Culture Vulture: "A person with a strong, sometimes obsessive, interest in the arts." Culture Vultures spend a lot of time observing the world. This is where those observations come out.

Thursday, July 22, 2010

The Fortunate Ones

As a rule, I don't usually read contemporary novels, outside of a few authors I consistently enjoy. However, I am often drawn to novels about people coming into their own within the context of a very certain time, a very certain place. (I may have mentioned I love movies and books with a strong sense of place.)

In my rereading kick, I recently picked up A Fortunate Age by Joanna Smith Rakoff, a novel that came out about a year ago. The book follows the lives of Lil Roth, Sadie Peregrine, Beth Bernstein, Tal Morgenthal, Dave Kohane, and Emily Kaplan, a group of friends living in New York City and takes place mostly between 1998 and 2002. They all met when they attended and graduated from Oberlin College. Each is born to a prosperous family, and each tries to get away from their own affluence to become musicians, actors, artists, or English professors. The novel captures the jaded prosperity of the late 90s, leading into the sobering up of America with 9/11.

The book opens with the marriage of Lil Roth to Tuck Hayes, a man relatively unknown to the rest of the group. Lil is the first to get married or even embrace any real notion of commitment among the group. While I cannot say Lil is the main character in the book, her disastrous marriage to egotistical slacker Tuck coupled with her strange behavior, often makes her a topic of conversation among the others. The novel also opens and closes with events around Lil. My favorite quote about Lil:

She was a perfect, devoted obsessively attentive friend who could spend hours dissecting Emily's or Sadie's or Dave's problems; who always remembered birthdays and bought too many perfectly chosen gifts; who would meet for coffee at the drop of a hat- and yet over the years somehow those virtues had hardened into something akin to flaws. The light of her affection shined too brightly for any one friend to bear...

Besides Lil, each friend "grows up," moving beyond their own hang-ups and neuroses to finally embrace a more adult life. This seems perfectly set up with pre-9/11 New York City, when people were rather jaded in their own affluence. September 11, 2001 becomes a subtle turning point for all the characters. Sadie says about her life before when she finds herself unexpectedly pregnant: "Everything just feels so pointless. . . . It’s all, like, where are we going to eat for dinner? What movie are we going to see? . . . There’s no urgency to anything. No reason for anything.”

My only criticism for the book that when each character makes the leap into adulthood, it all looks the same: urban NYC parents with spouse, kids and a co-op.
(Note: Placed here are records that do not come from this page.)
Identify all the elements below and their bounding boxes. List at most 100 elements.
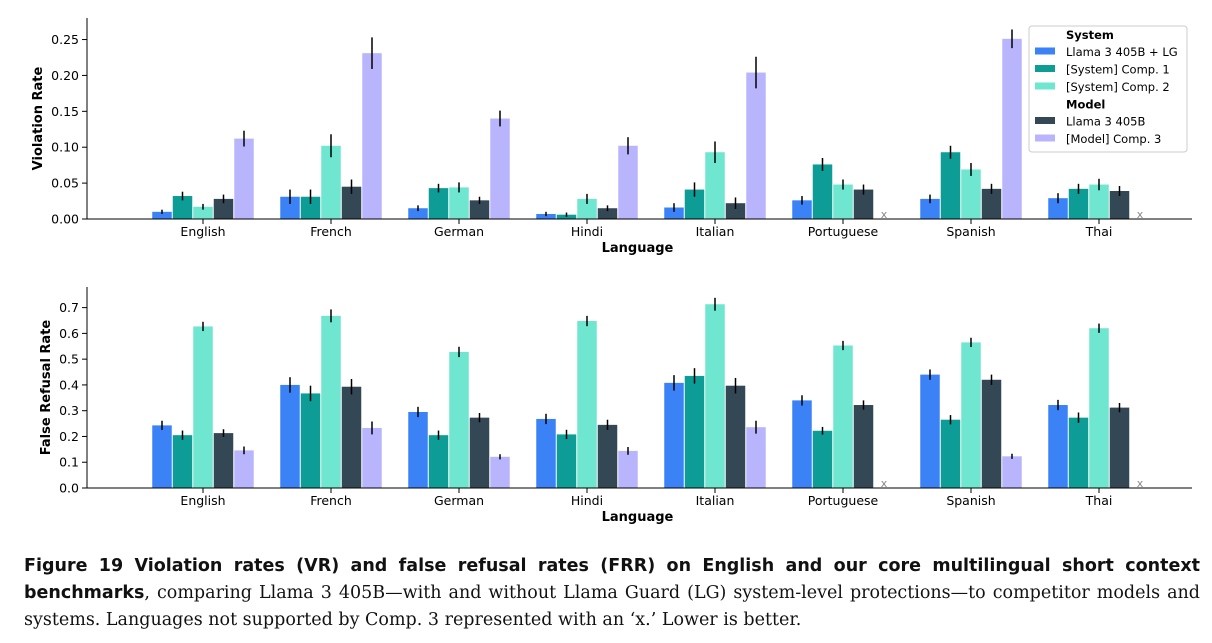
bar [684, 375, 705, 488]
x-axis-title: Language [602, 241, 674, 256]
x-tick-label: Italian [696, 493, 735, 508]
bar [940, 419, 961, 488]
y-tick-label: 0.6 [59, 326, 79, 341]
bar [981, 188, 1002, 219]
x-tick-label: French [310, 493, 352, 508]
bar [618, 450, 638, 488]
y-tick-label: 0.2 [59, 429, 79, 444]
bar [449, 187, 469, 219]
bar [536, 418, 556, 488]
x-tick-label: Thai [1085, 224, 1113, 239]
bar [833, 184, 853, 219]
bar [193, 206, 213, 219]
bar [1002, 456, 1022, 488]
y-tick-label: 0.15 [51, 104, 79, 119]
x-tick-label: Hindi [571, 224, 603, 239]
violation-rate-chart: 0.00 0.05 0.10 0.15 0.20 0.25 English French Ger… [31, 18, 1192, 256]
y-tick-label: 0.00 [51, 212, 79, 227]
legend: System Llama 3 405B + LG [System] Comp. 1 [… [1028, 25, 1188, 153]
y-tick-label: 0.1 [59, 455, 79, 470]
legend-frame [1028, 25, 1188, 153]
bar [920, 198, 940, 219]
legend-swatch [1035, 117, 1055, 124]
y-tick-label: 0.20 [51, 68, 79, 83]
x-tick-label: French [310, 224, 352, 239]
legend-entry: [System] Comp. 1 [1066, 63, 1170, 77]
bar [746, 427, 766, 488]
bar [1048, 198, 1068, 219]
bar [408, 208, 428, 219]
bar [577, 321, 597, 488]
bar [1109, 191, 1130, 219]
bar [341, 386, 362, 488]
legend-heading: System [1066, 28, 1114, 42]
bar [362, 53, 382, 219]
bar [536, 213, 556, 219]
bar [812, 164, 833, 219]
bar [940, 152, 961, 219]
y-tick-label: 0.3 [59, 403, 79, 418]
bar [408, 411, 428, 488]
bar [428, 188, 449, 219]
bar [1048, 405, 1068, 488]
bar [234, 138, 254, 219]
bar [1089, 184, 1109, 219]
x-axis-title: Language [602, 510, 674, 525]
unsupported-x-mark: x [1137, 208, 1144, 221]
bar [792, 400, 812, 488]
bar [833, 345, 853, 488]
bar [853, 189, 874, 219]
bar [321, 145, 341, 219]
legend-swatch [1035, 134, 1055, 142]
bar [618, 145, 638, 219]
bar [213, 433, 234, 488]
legend-entry: Llama 3 405B [1066, 115, 1145, 129]
bar [920, 374, 940, 488]
y-tick-label: 0.0 [59, 481, 79, 496]
bar [597, 208, 618, 219]
bar [490, 118, 510, 219]
legend-swatch [1035, 47, 1055, 55]
bar [152, 425, 172, 488]
bar [1109, 407, 1130, 488]
bar [280, 196, 300, 219]
bar [664, 382, 684, 488]
bar [280, 384, 300, 488]
bar [362, 427, 382, 488]
legend-entry: [Model] Comp. 3 [1066, 132, 1161, 146]
x-tick-label: Italian [696, 224, 735, 239]
bar [597, 424, 618, 488]
caption-text: Figure 19 Violation rates (VR) and false… [24, 553, 1200, 634]
legend-swatch [1035, 65, 1055, 72]
x-tick-label: German [434, 493, 484, 508]
legend-entry: [System] Comp. 2 [1066, 80, 1170, 94]
y-tick-label: 0.10 [51, 140, 79, 155]
bar [1089, 328, 1109, 488]
x-tick-label: Spanish [946, 224, 995, 239]
x-tick-label: Hindi [571, 493, 603, 508]
bar [321, 315, 341, 488]
bar [961, 342, 981, 488]
bar [725, 385, 746, 488]
bar [1002, 38, 1022, 219]
y-tick-label: 0.05 [51, 176, 79, 191]
x-tick-label: Portuguese [808, 224, 879, 239]
legend-swatch [1035, 82, 1055, 90]
bar [705, 152, 725, 219]
x-tick-label: Thai [1085, 493, 1113, 508]
y-tick-label: 0.7 [59, 300, 79, 315]
bar [1068, 417, 1089, 488]
y-tick-label: 0.25 [51, 32, 79, 47]
bar [300, 393, 321, 488]
bar [469, 417, 490, 488]
bar [152, 211, 172, 219]
bar [664, 207, 684, 219]
bar [556, 434, 577, 488]
bar [684, 189, 705, 219]
bar [469, 200, 490, 219]
bar [812, 430, 833, 488]
y-axis-title: False Refusal Rate [39, 320, 54, 456]
bar [725, 203, 746, 219]
x-tick-label: English [180, 224, 225, 239]
y-axis-title: Violation Rate [31, 67, 46, 171]
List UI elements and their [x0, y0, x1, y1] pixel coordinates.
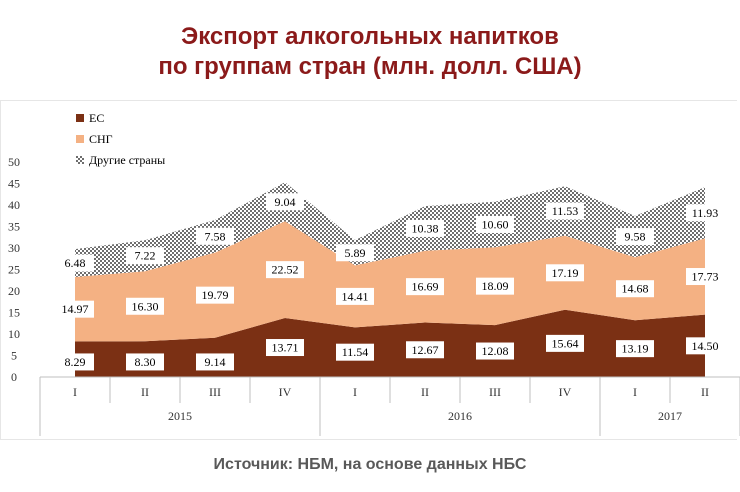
- data-label: 6.48: [65, 256, 86, 270]
- data-label: 19.79: [202, 288, 229, 302]
- data-label: 11.53: [552, 204, 579, 218]
- legend-entry: Другие страны: [89, 153, 165, 167]
- x-tick-label: III: [209, 385, 221, 399]
- data-label-box: [686, 337, 724, 355]
- chart-frame: [0, 100, 737, 440]
- x-tick-label: III: [489, 385, 501, 399]
- chart-title-line1: Экспорт алкогольных напитков: [181, 23, 559, 50]
- data-label-box: [56, 353, 94, 371]
- x-tick-label: II: [141, 385, 149, 399]
- data-label: 15.64: [552, 336, 579, 350]
- chart-title: Экспорт алкогольных напитков по группам …: [0, 22, 740, 82]
- y-tick-label: 15: [8, 306, 20, 320]
- data-label-box: [476, 215, 514, 233]
- y-tick-label: 0: [11, 370, 17, 384]
- y-tick-label: 45: [8, 177, 20, 191]
- chart-title-line2: по группам стран (млн. долл. США): [158, 53, 582, 80]
- data-label-box: [476, 342, 514, 360]
- data-label: 11.93: [692, 206, 719, 220]
- x-tick-label: II: [421, 385, 429, 399]
- data-label: 5.89: [345, 246, 366, 260]
- data-label: 14.68: [622, 282, 649, 296]
- x-tick-label: I: [73, 385, 77, 399]
- legend-swatch: [76, 135, 84, 143]
- data-label-box: [686, 204, 724, 222]
- data-label: 17.73: [692, 270, 719, 284]
- source-note: Источник: НБМ, на основе данных НБС: [213, 456, 527, 473]
- area-series-1: [75, 221, 705, 342]
- data-label: 9.04: [275, 195, 296, 209]
- data-label-box: [126, 297, 164, 315]
- data-label-box: [126, 353, 164, 371]
- data-label: 13.19: [622, 342, 649, 356]
- y-tick-label: 40: [8, 198, 20, 212]
- data-label-box: [406, 341, 444, 359]
- data-label-box: [336, 343, 374, 361]
- data-label-box: [406, 219, 444, 237]
- data-label: 10.38: [412, 221, 439, 235]
- data-label-box: [266, 339, 304, 357]
- data-label: 11.54: [342, 345, 369, 359]
- data-label-box: [616, 228, 654, 246]
- x-tick-label: II: [701, 385, 709, 399]
- data-label-box: [406, 278, 444, 296]
- data-label-box: [686, 268, 724, 286]
- data-label: 8.29: [65, 355, 86, 369]
- x-tick-label: IV: [559, 385, 572, 399]
- y-tick-label: 35: [8, 220, 20, 234]
- data-label: 9.58: [625, 230, 646, 244]
- data-label: 9.14: [205, 355, 226, 369]
- legend-swatch: [76, 156, 84, 164]
- data-label: 7.58: [205, 229, 226, 243]
- data-label-box: [546, 264, 584, 282]
- x-tick-label: IV: [279, 385, 292, 399]
- data-label-box: [196, 286, 234, 304]
- data-label: 10.60: [482, 217, 509, 231]
- y-tick-label: 5: [11, 349, 17, 363]
- data-label-box: [56, 300, 94, 318]
- data-label-box: [126, 247, 164, 265]
- data-label: 8.30: [135, 355, 156, 369]
- data-label-box: [336, 244, 374, 262]
- legend-entry: ЕС: [89, 111, 104, 125]
- data-label: 14.50: [692, 339, 719, 353]
- data-label: 18.09: [482, 279, 509, 293]
- data-label-box: [56, 254, 94, 272]
- y-tick-label: 20: [8, 284, 20, 298]
- legend-entry: СНГ: [89, 132, 113, 146]
- data-label-box: [266, 193, 304, 211]
- year-label: 2016: [448, 409, 472, 423]
- legend-swatch: [76, 114, 84, 122]
- data-label-box: [266, 261, 304, 279]
- data-label-box: [546, 334, 584, 352]
- x-tick-label: I: [633, 385, 637, 399]
- year-label: 2017: [658, 409, 682, 423]
- data-label: 7.22: [135, 249, 156, 263]
- data-label-box: [196, 227, 234, 245]
- y-tick-label: 10: [8, 327, 20, 341]
- data-label: 16.69: [412, 280, 439, 294]
- data-label: 14.97: [62, 302, 89, 316]
- y-tick-label: 25: [8, 263, 20, 277]
- y-tick-label: 30: [8, 241, 20, 255]
- data-label-box: [546, 202, 584, 220]
- data-label: 16.30: [132, 299, 159, 313]
- data-label: 17.19: [552, 266, 579, 280]
- data-label-box: [336, 287, 374, 305]
- data-label: 14.41: [342, 289, 369, 303]
- data-label-box: [196, 353, 234, 371]
- y-tick-label: 50: [8, 155, 20, 169]
- data-label: 12.08: [482, 344, 509, 358]
- data-label-box: [616, 280, 654, 298]
- x-tick-label: I: [353, 385, 357, 399]
- year-label: 2015: [168, 409, 192, 423]
- data-label-box: [476, 277, 514, 295]
- data-label: 13.71: [272, 341, 299, 355]
- data-label-box: [616, 340, 654, 358]
- data-label: 12.67: [412, 343, 439, 357]
- data-label: 22.52: [272, 263, 299, 277]
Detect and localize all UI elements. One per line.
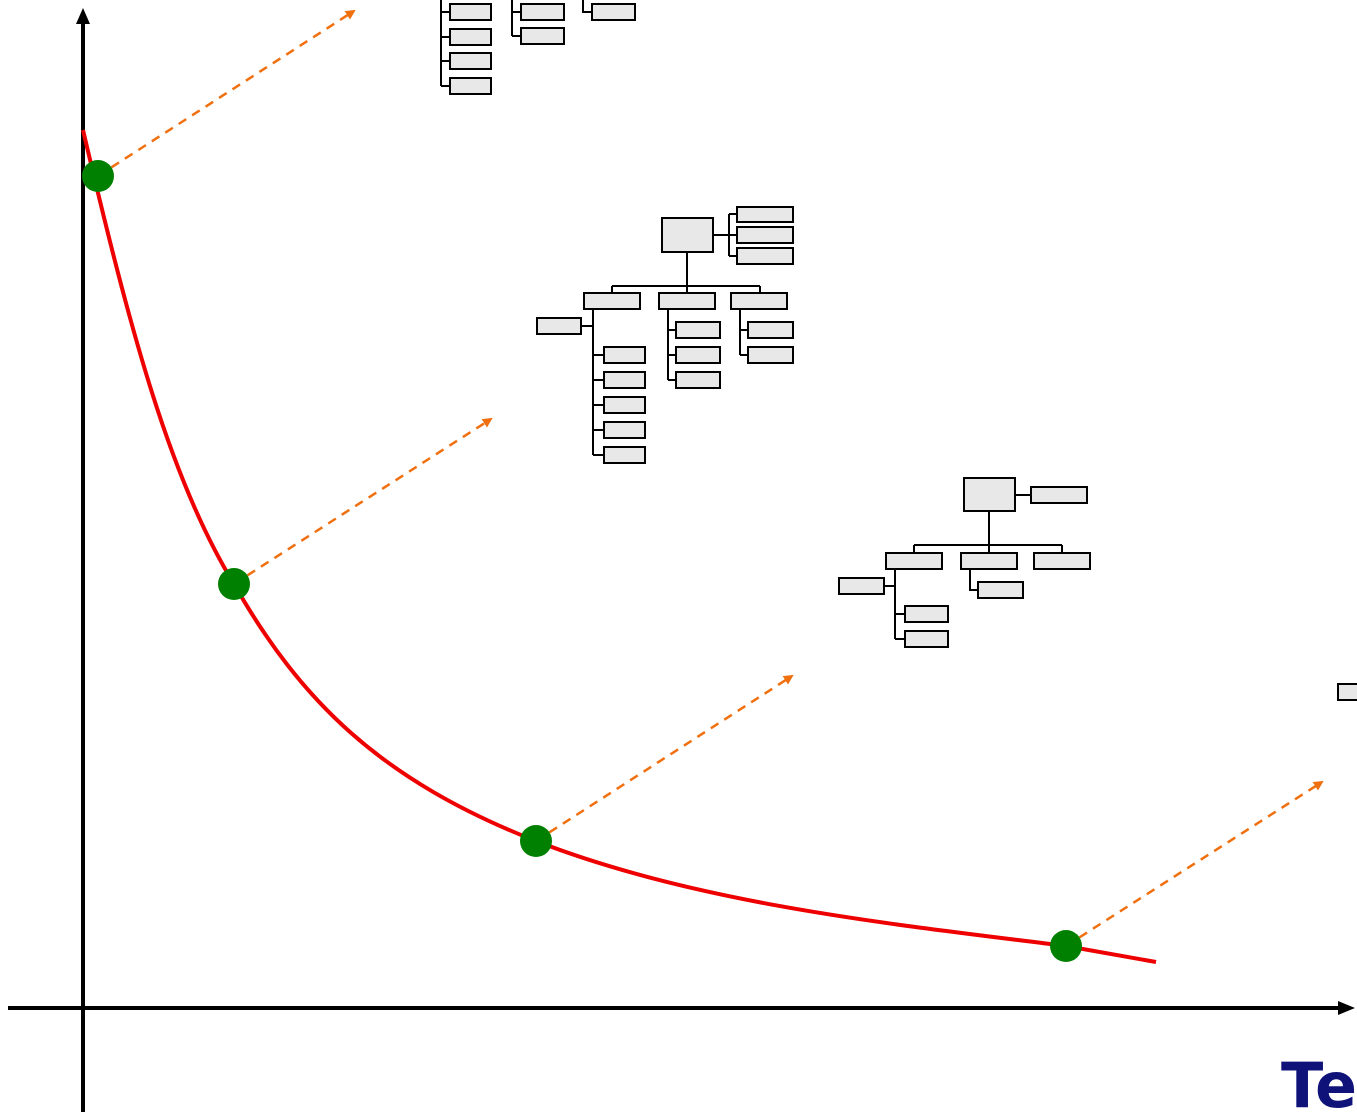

It would have been more interesting if one or two of them had grown into something slightly different, yet still resembling a more responsible life. 2 1/2 stars

1 comment:

  1. A side note: I think one reason I was drawn to this novel in particular was that I actually lived in New York City for the better part of 2000, so I remember the city well just before 9/11. For a time, I actually lived about 2 blocks from the World Trade Center. Also, the picture is of the author, Joanna Smith Rakoff.